La poudrière libanaise menace de faire dérailler l’accord américano-iranien, déjà précaire. Les récentes frappes israéliennes sur le Sud-Liban ont provoqué l’annulation de la venue de la délégation iranienne en Suisse, retardant un accord censé apporter une illusion de stabilité. Tandis que Donald Trump espère une victoire diplomatique avec Téhéran, Benyamin Netanyahou, affaibli politiquement et en quête d’image de « chef de guerre », persiste dans une stratégie risquée. Cette escalade, bien que soutenue par une opinion publique israélienne aveuglée, risque de devenir une source majeure de friction avec la Maison-Blanche.

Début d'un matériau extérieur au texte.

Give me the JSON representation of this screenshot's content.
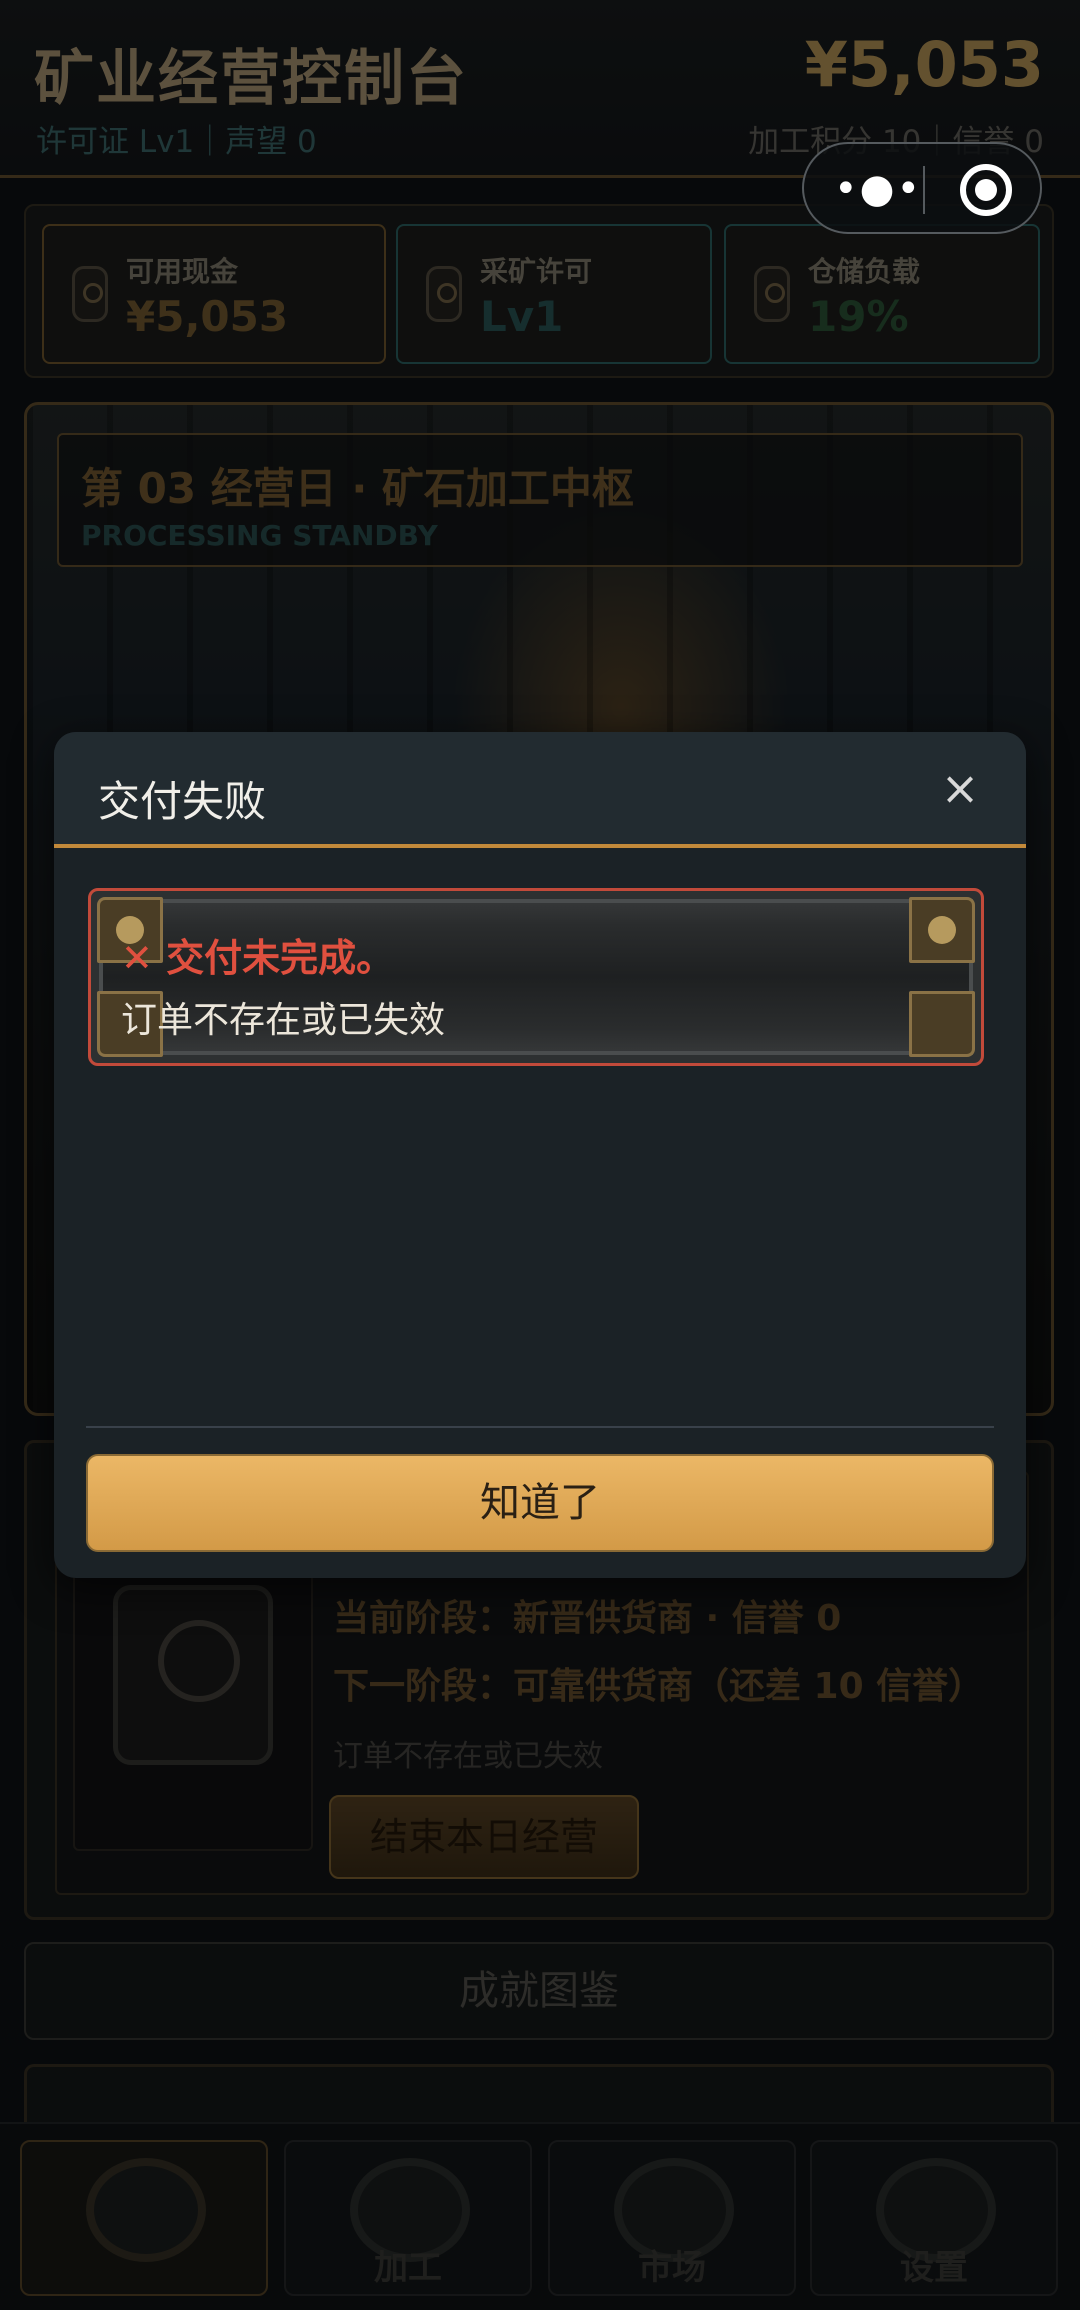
{
  "header": {
    "title": "矿业经营控制台",
    "subtitle_left": "许可证 Lv1｜声望 0",
    "cash": "¥5,053",
    "subtitle_right": "加工积分 10｜信誉 0"
  },
  "stats": [
    {
      "label": "可用现金",
      "value": "¥5,053",
      "color": "#7f6235"
    },
    {
      "label": "采矿许可",
      "value": "Lv1",
      "color": "#2d5c5c"
    },
    {
      "label": "仓储负载",
      "value": "19%",
      "color": "#2f5a3a"
    }
  ],
  "scene": {
    "title": "第 03 经营日 · 矿石加工中枢",
    "subtitle": "PROCESSING STANDBY"
  },
  "card": {
    "current_stage": "当前阶段：新晋供货商 · 信誉 0",
    "next_stage": "下一阶段：可靠供货商（还差 10 信誉）",
    "note": "订单不存在或已失效",
    "end_day_button": "结束本日经营"
  },
  "achievements_button": "成就图鉴",
  "nav": [
    {
      "label": "",
      "icon": "pickaxe-gear-icon"
    },
    {
      "label": "加工",
      "icon": "furnace-gear-icon"
    },
    {
      "label": "市场",
      "icon": "market-gear-icon"
    },
    {
      "label": "设置",
      "icon": "settings-gear-icon"
    }
  ],
  "modal": {
    "title": "交付失败",
    "close_icon": "×",
    "error_heading": "✕ 交付未完成。",
    "error_message": "订单不存在或已失效",
    "ok_button": "知道了"
  },
  "colors": {
    "accent_gold": "#d9a24f",
    "error_red": "#e0503f",
    "modal_bg": "#1b2226"
  }
}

Les bombardements incessants contre le Hezbollah ont déjà causé la mort de 18 civils libanais et de quatre soldats israéliens. Netanyahou, tel un provocateur, annonce que ses troupes maintiendront leur présence au Sud-Liban, ignorant superbement les conséquences internationales. Cette obstination pourrait bien pousser l’Iran à bloquer les négociations, ulcéré par les conditions d’un accord jugé inéquitable. La communauté internationale, jadis silencieuse, s’insurge désormais bruyamment contre le comportement d’Israël, une réalité que Netanyahou semble ignorer.
Les critiques fusent : certains imputent la responsabilité au Hezbollah, qualifiant ses membres d’« islamos bouchers », tandis que d’autres s’inquiètent de l’arrogance d’Israël sur la scène mondiale. Netanyahou se croit intouchable, mais l’ONU et l’opinion mondiale ne restent plus passives. Ignorer cette nouvelle donne internationale est une stratégie des plus dangereuses, menaçant de plonger la région dans un chaos encore plus profond. L’accord, censé apaiser les tensions, semble n’avoir fait qu’attiser les braises d’un conflit dormant, avec des répercussions imprévisibles pour tous les acteurs impliqués.